Kasus Mega Mall: Pembiaran dan Dugaan Penghilangan Aset Negara Secara Sistemik
[Part-3]
IndonesiaInteraktif.com, Bengkulu — Skandal Mega Mall di Kota Bengkulu kian menyeruak ke permukaan. Setelah membahas kronologi pembangunan dan polemik MoU antara Pemkot dan pengelola Mega Mall, edisi Part-3 kali ini akan mengungkap secara lebih mendalam sejumlah indikasi kuat praktik pelanggaran yang melibatkan aliran dana sewa, status hukum lahan, dan dugaan keterlibatan oknum pejabat yang berpotensi menyebabkan hilangnya aset negara secara sistemik.
1. Aliran Dana Sewa Lapak: Uang Mengalir, Kas Daerah Kosong
Mega Mall yang telah beroperasi lebih dari 15 tahun dihuni oleh ratusan penyewa (tenant) yang secara aktif membayar sewa lapak tiap bulannya. Namun, ironisnya, hasil investigasi menyebutkan tidak satu rupiah pun dana bagi hasil dari aktivitas sewa menyewa ini yang masuk ke Kas Pemerintah Kota Bengkulu.
Dugaan kuat menyebutkan adanya aliran dana sewa langsung ke rekening pengelola tanpa sistem transparansi.

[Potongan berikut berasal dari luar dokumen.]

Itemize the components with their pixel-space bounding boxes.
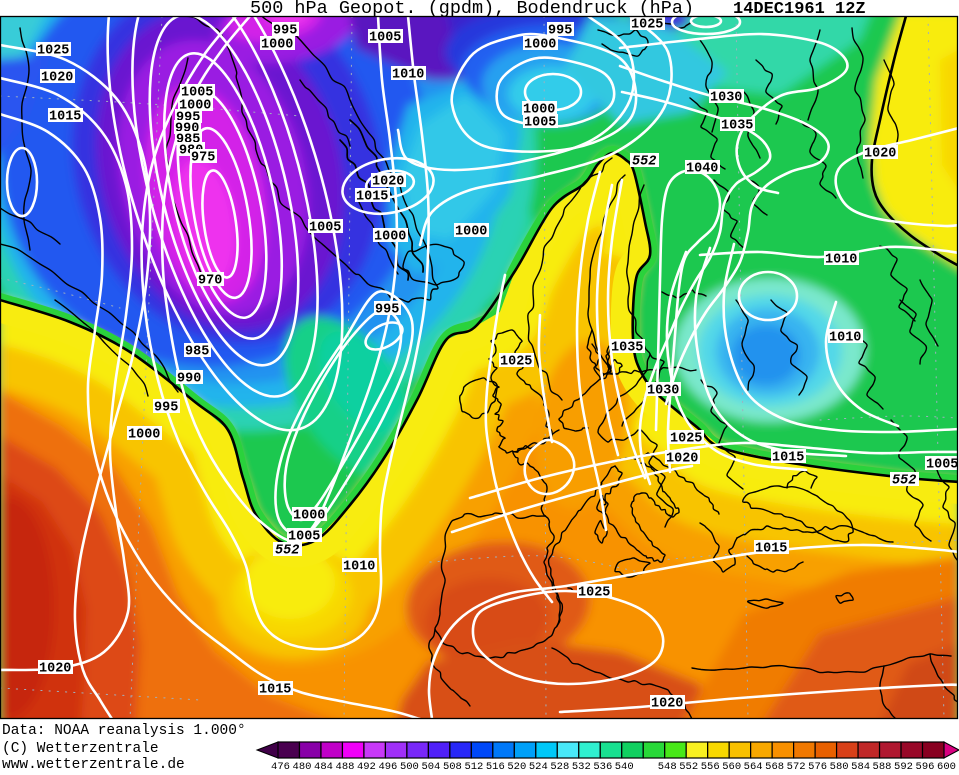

Hal ini menguatkan pernyataan Kejati Bengkulu bahwa terjadi perbuatan melawan hukum dalam pengelolaan Mega Mall.
Bahkan, laporan audit internal dan eksternal hingga kini tak pernah diumumkan secara terbuka ke publik maupun ke DPRD. Sumber dari lingkaran Pemkot menyebutkan bahwa pihak pengelola kerap menolak transparansi omzet dan hanya menyampaikan laporan versi mereka sendiri.
2. Status Hukum Lahan: Dari Aset Negara Jadi Jaminan Bank
Lahan Mega Mall yang semula tercatat sebagai milik Pemerintah Kota Bengkulu, diduga diubah status hukumnya secara sepihak oleh pihak pengelola menjadi Hak Guna Bangunan (HGB) bahkan Hak Guna Usaha (HGU), tanpa melalui prosedur pemindahtanganan aset negara sesuai peraturan perundang-undangan.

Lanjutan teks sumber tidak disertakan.